O senador Flávio Bolsonaro (PL-RJ), filho do ex-presidente Jair Bolsonaro, reagiu com forte indignação à decisão do ministro Alexandre de Moraes, do Supremo Tribunal Federal (STF), que determinou o início do cumprimento da pena do ex-presidente na Superintendência da Polícia Federal (PF). Em declaração a jornalistas no Senado nesta terça-feira (25), o parlamentar classificou a medida como "absurda" e sugeriu que há uma conspiração contra a vida de seu pai, usando o termo "força-tarefa para matar Bolsonaro".
O ministro Alexandre de Moraes determinou nesta terça-feira que o ex-presidente inicie o cumprimento da pena de 27 anos e 3 meses de prisão, em regime fechado, pela condenação por crimes contra a democracia. Bolsonaro já estava detido preventivamente na PF desde sábado (22).
Flávio Bolsonaro defendeu que seu pai deveria, no mínimo, ser colocado em prisão domiciliar, devido ao seu estado de saúde. "Foi um absurdo. Ele tinha que ser colocado dentro da prisão domiciliar, no mínimo. Que é onde ele tem os cuidados permanentes, de verdade, de familiares. Onde, pelo menos ali, a gente fica menos preocupado com relação à saúde dele, com relação ao refluxo dele, com relação a possível broncoaspirar", disse o senador.

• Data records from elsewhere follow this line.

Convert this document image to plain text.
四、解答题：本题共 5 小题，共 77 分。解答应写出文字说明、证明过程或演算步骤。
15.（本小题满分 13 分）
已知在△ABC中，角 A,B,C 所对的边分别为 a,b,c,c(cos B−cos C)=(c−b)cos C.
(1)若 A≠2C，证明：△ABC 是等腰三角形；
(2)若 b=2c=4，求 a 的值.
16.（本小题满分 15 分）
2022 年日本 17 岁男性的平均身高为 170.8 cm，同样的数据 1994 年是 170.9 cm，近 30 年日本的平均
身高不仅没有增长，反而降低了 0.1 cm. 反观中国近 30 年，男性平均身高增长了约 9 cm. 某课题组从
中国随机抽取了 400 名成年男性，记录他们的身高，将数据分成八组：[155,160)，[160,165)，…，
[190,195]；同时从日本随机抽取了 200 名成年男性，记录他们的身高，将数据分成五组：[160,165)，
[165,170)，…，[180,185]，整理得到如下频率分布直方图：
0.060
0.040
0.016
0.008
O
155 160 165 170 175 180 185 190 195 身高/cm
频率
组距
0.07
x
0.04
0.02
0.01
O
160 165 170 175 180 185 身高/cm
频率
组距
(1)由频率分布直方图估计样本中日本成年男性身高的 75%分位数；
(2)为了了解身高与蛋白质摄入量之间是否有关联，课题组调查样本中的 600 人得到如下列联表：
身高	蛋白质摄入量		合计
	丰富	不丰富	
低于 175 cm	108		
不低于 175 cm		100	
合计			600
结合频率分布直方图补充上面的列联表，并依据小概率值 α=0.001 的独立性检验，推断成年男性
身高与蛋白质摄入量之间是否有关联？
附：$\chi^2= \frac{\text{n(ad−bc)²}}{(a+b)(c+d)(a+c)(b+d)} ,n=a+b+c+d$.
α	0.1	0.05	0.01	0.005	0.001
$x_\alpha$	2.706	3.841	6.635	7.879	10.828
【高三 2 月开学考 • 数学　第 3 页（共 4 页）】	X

O parlamentar elevou o tom da crítica, acusando os responsáveis pela decisão: "O tempo inteiro parece ser uma força-tarefa para matar psicologicamente e fisicamente o presidente Bolsonaro. Isso é muito desumano. Nunca vi nem um traficante de drogas ser tratado desse jeito", declarou Flávio Bolsonaro que visitou o pai na sede da PF mais cedo e relatou que o ex-chefe do Executivo estava "muito psicologicamente abalado" e "inconformado" com a situação.